The direct evidence suggests there was a migration of Homo erectus out of Africa, then a further speciation (evolutionary process by which new biological species arise) of Homo sapiens from Homo erectus in Africa. A subsequent migration within and out of Africa eventually replaced the earlier dispersed Homo erectus.
Homo sapiens idaltu, from Ethiopia, is a possible extinct sub-species who lived from about 160,000 years ago.
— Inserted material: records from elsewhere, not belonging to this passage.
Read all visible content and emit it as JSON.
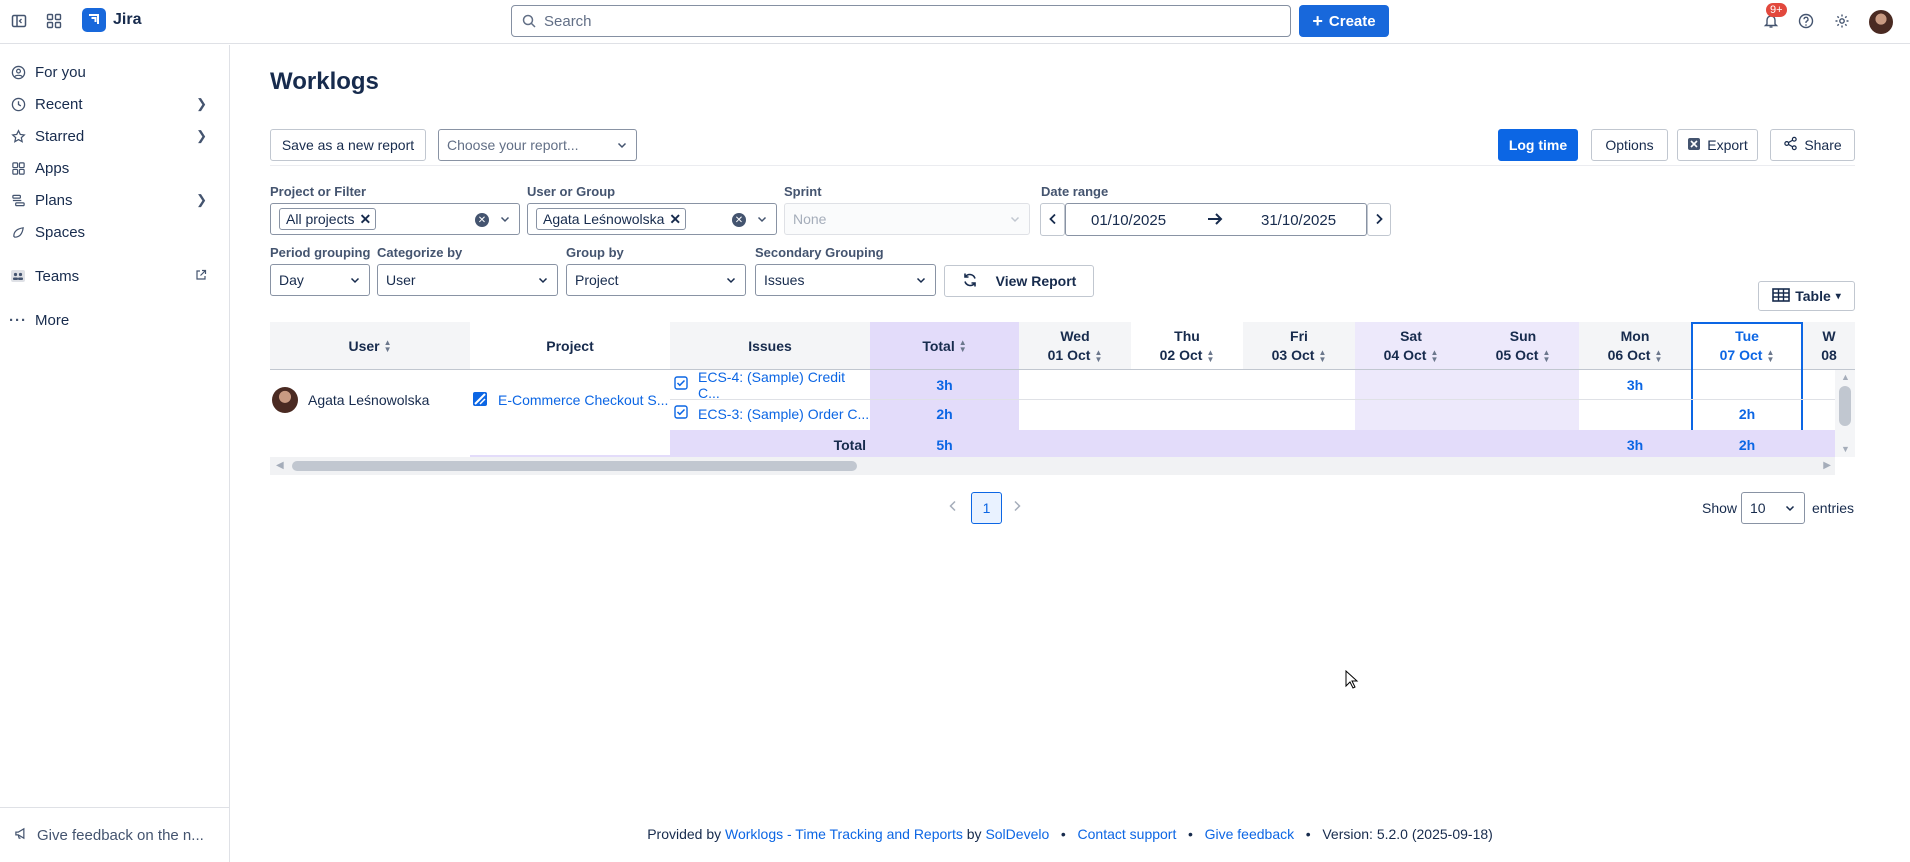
{
  "topbar": {
    "app_name": "Jira",
    "search_placeholder": "Search",
    "create_label": "Create",
    "notification_badge": "9+"
  },
  "sidebar": {
    "items": [
      {
        "label": "For you",
        "icon": "user-circle-icon"
      },
      {
        "label": "Recent",
        "icon": "clock-icon"
      },
      {
        "label": "Starred",
        "icon": "star-icon"
      },
      {
        "label": "Apps",
        "icon": "apps-icon"
      },
      {
        "label": "Plans",
        "icon": "plans-icon"
      },
      {
        "label": "Spaces",
        "icon": "spaces-icon"
      },
      {
        "label": "Teams",
        "icon": "teams-icon"
      },
      {
        "label": "More",
        "icon": "more-icon"
      }
    ],
    "feedback_label": "Give feedback on the n..."
  },
  "page": {
    "title": "Worklogs",
    "save_report_label": "Save as a new report",
    "choose_report_placeholder": "Choose your report...",
    "log_time_label": "Log time",
    "options_label": "Options",
    "export_label": "Export",
    "share_label": "Share"
  },
  "filters": {
    "project_label": "Project or Filter",
    "project_tag": "All projects",
    "user_label": "User or Group",
    "user_tag": "Agata Leśnowolska",
    "sprint_label": "Sprint",
    "sprint_value": "None",
    "date_range_label": "Date range",
    "date_from": "01/10/2025",
    "date_to": "31/10/2025",
    "period_label": "Period grouping",
    "period_value": "Day",
    "categorize_label": "Categorize by",
    "categorize_value": "User",
    "group_label": "Group by",
    "group_value": "Project",
    "secondary_label": "Secondary Grouping",
    "secondary_value": "Issues",
    "view_report_label": "View Report",
    "view_mode": "Table"
  },
  "table": {
    "headers": {
      "user": "User",
      "project": "Project",
      "issues": "Issues",
      "total": "Total"
    },
    "days": [
      {
        "dow": "Wed",
        "date": "01 Oct"
      },
      {
        "dow": "Thu",
        "date": "02 Oct"
      },
      {
        "dow": "Fri",
        "date": "03 Oct"
      },
      {
        "dow": "Sat",
        "date": "04 Oct"
      },
      {
        "dow": "Sun",
        "date": "05 Oct"
      },
      {
        "dow": "Mon",
        "date": "06 Oct"
      },
      {
        "dow": "Tue",
        "date": "07 Oct"
      },
      {
        "dow": "W",
        "date": "08"
      }
    ],
    "user_name": "Agata Leśnowolska",
    "project_name": "E-Commerce Checkout S...",
    "rows": [
      {
        "issue": "ECS-4: (Sample) Credit C...",
        "total": "3h",
        "mon": "3h",
        "tue": ""
      },
      {
        "issue": "ECS-3: (Sample) Order C...",
        "total": "2h",
        "mon": "",
        "tue": "2h"
      }
    ],
    "total_row": {
      "label": "Total",
      "total": "5h",
      "mon": "3h",
      "tue": "2h"
    }
  },
  "pagination": {
    "current_page": "1",
    "show_label": "Show",
    "entries_value": "10",
    "entries_label": "entries"
  },
  "footer": {
    "provided_by": "Provided by",
    "app_link": "Worklogs - Time Tracking and Reports",
    "by": "by",
    "vendor_link": "SolDevelo",
    "contact_link": "Contact support",
    "feedback_link": "Give feedback",
    "version": "Version: 5.2.0 (2025-09-18)"
  },
  "colors": {
    "accent": "#0c66e4",
    "total_column_bg": "#e3dcfa",
    "highlight_border": "#0c66e4"
  }
}
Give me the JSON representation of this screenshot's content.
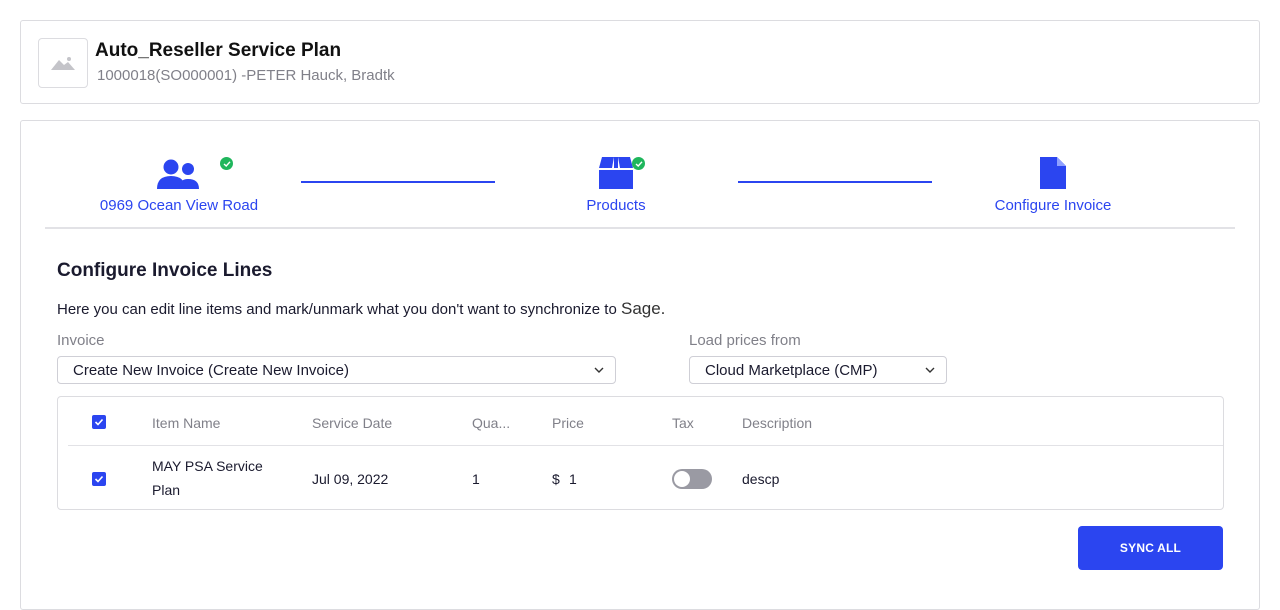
{
  "header": {
    "title": "Auto_Reseller Service Plan",
    "subtitle": "1000018(SO000001) -PETER Hauck, Bradtk"
  },
  "steps": [
    {
      "label": "0969 Ocean View Road",
      "icon": "users-icon",
      "completed": true
    },
    {
      "label": "Products",
      "icon": "box-icon",
      "completed": true
    },
    {
      "label": "Configure Invoice",
      "icon": "document-icon",
      "completed": false
    }
  ],
  "section": {
    "title": "Configure Invoice Lines",
    "description": "Here you can edit line items and mark/unmark what you don't want to synchronize to",
    "target": "Sage."
  },
  "invoice": {
    "label": "Invoice",
    "value": "Create New Invoice (Create New Invoice)"
  },
  "load_prices": {
    "label": "Load prices from",
    "value": "Cloud Marketplace (CMP)"
  },
  "table": {
    "columns": [
      "Item Name",
      "Service Date",
      "Qua...",
      "Price",
      "Tax",
      "Description"
    ],
    "rows": [
      {
        "selected": true,
        "item_name_line1": "MAY PSA Service",
        "item_name_line2": "Plan",
        "service_date": "Jul 09, 2022",
        "quantity": "1",
        "price_currency": "$",
        "price": "1",
        "tax_enabled": false,
        "description": "descp"
      }
    ]
  },
  "actions": {
    "sync_all": "SYNC ALL"
  },
  "colors": {
    "accent": "#2b45f0",
    "success": "#1fb65c",
    "muted_text": "#808089"
  }
}
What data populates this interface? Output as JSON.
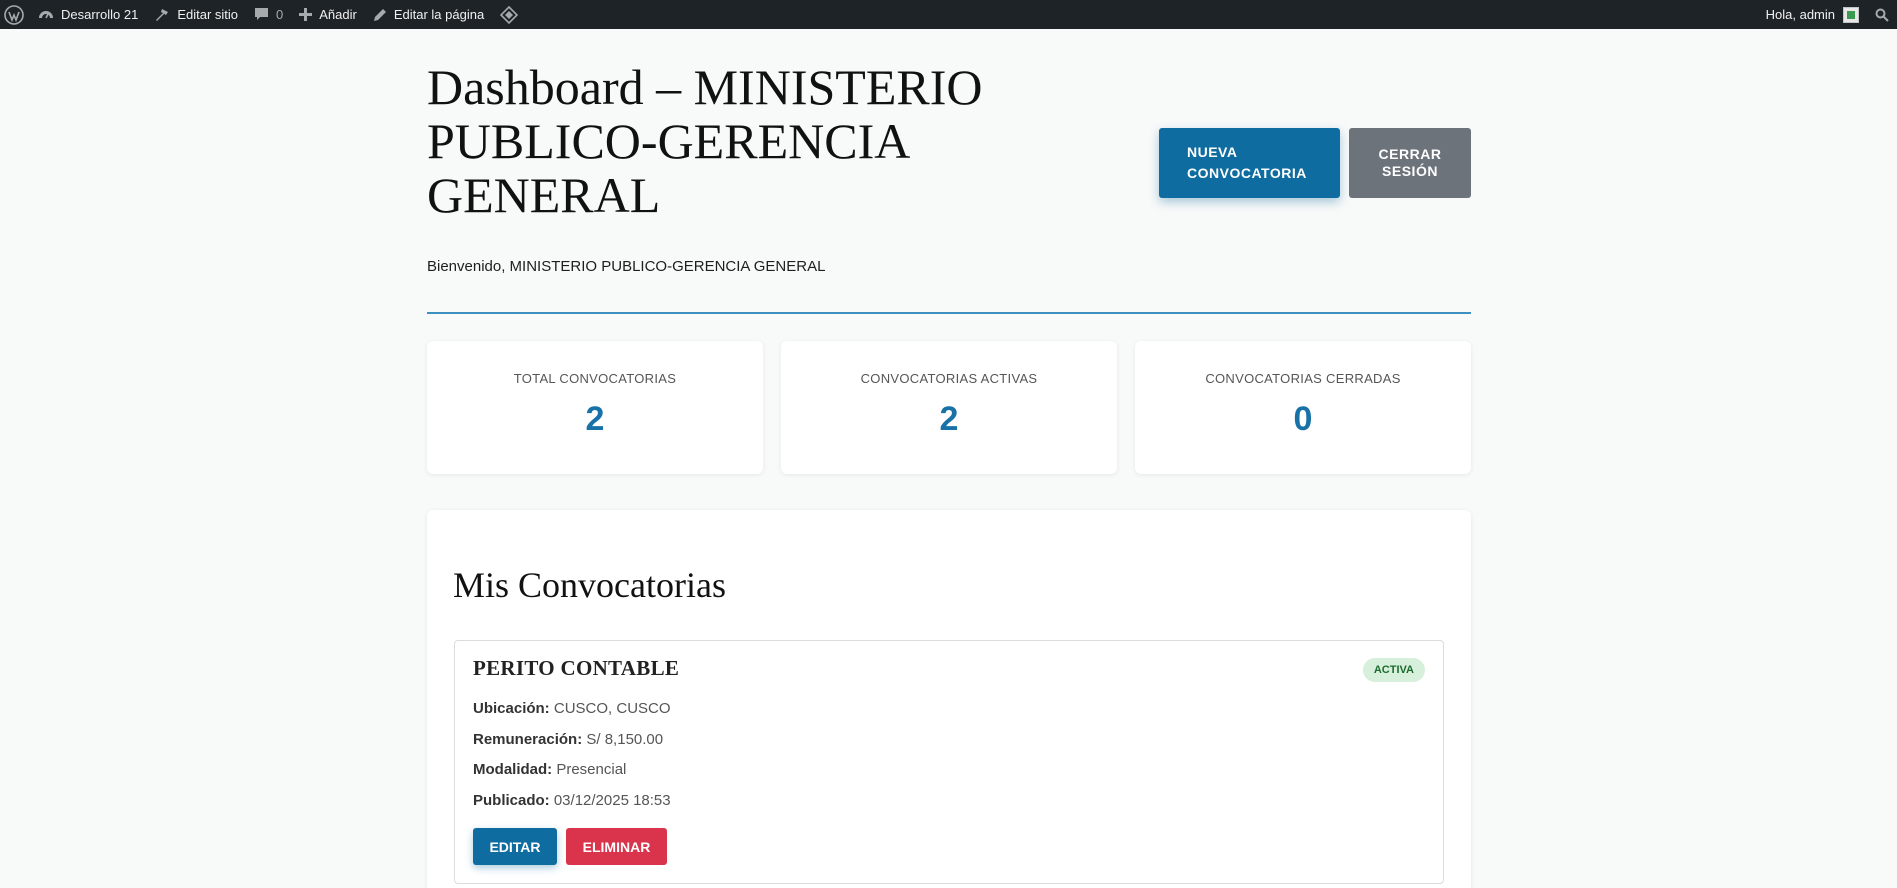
{
  "adminbar": {
    "site_name": "Desarrollo 21",
    "edit_site": "Editar sitio",
    "comments_count": "0",
    "add_new": "Añadir",
    "edit_page": "Editar la página",
    "greeting": "Hola, admin"
  },
  "header": {
    "title": "Dashboard – MINISTERIO PUBLICO-GERENCIA GENERAL",
    "new_button": "NUEVA CONVOCATORIA",
    "logout_button": "CERRAR SESIÓN",
    "welcome": "Bienvenido, MINISTERIO PUBLICO-GERENCIA GENERAL"
  },
  "stats": [
    {
      "label": "TOTAL CONVOCATORIAS",
      "value": "2"
    },
    {
      "label": "CONVOCATORIAS ACTIVAS",
      "value": "2"
    },
    {
      "label": "CONVOCATORIAS CERRADAS",
      "value": "0"
    }
  ],
  "panel": {
    "title": "Mis Convocatorias",
    "items": [
      {
        "title": "PERITO CONTABLE",
        "status": "ACTIVA",
        "location_label": "Ubicación:",
        "location": "CUSCO, CUSCO",
        "salary_label": "Remuneración:",
        "salary": "S/ 8,150.00",
        "modality_label": "Modalidad:",
        "modality": "Presencial",
        "published_label": "Publicado:",
        "published": "03/12/2025 18:53",
        "edit_button": "EDITAR",
        "delete_button": "ELIMINAR"
      }
    ]
  },
  "colors": {
    "primary": "#0e6ca0",
    "secondary": "#6c737b",
    "danger": "#d9344b",
    "stat_value": "#1872a8",
    "status_bg": "#d7f0dc"
  },
  "icons": [
    "wordpress-icon",
    "dashboard-icon",
    "hammer-icon",
    "comment-icon",
    "plus-icon",
    "pencil-icon",
    "diamond-icon",
    "search-icon"
  ]
}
Homo floresiensis, lived from approximately 100,000 to 12,000 years ago. It is nicknamed ‘hobbit’ owing to its small size, possibly as a result of insular dwarfism. Homo floresiensis share a common ancestor with modern humans, but split from the modern human lineage and followed a distinct evolutionary path.
In 2008, archaeologists working at the site of Denisova Cave in the Altai Mountains of Siberia uncovered a small bone fragment from the fifth finger of a juvenile hominin dubbed the “X-woman” or the Denisova hominin. Artefacts, including a bracelet excavated in the cave at the same level were carbon dated to around 40,000 years ago.
Analysis of the DNA extracted from this fossil indicated that modern humans, Neanderthals, and the Denisova hominin last shared a common ancestor around 1 million years ago. Modern humans are known to have overlapped with Neanderthals in Europe for more than 10,000 years, and the discovery raises the possibility that Neanderthals, modern humans and the Denisovan hominin may have co-existed together.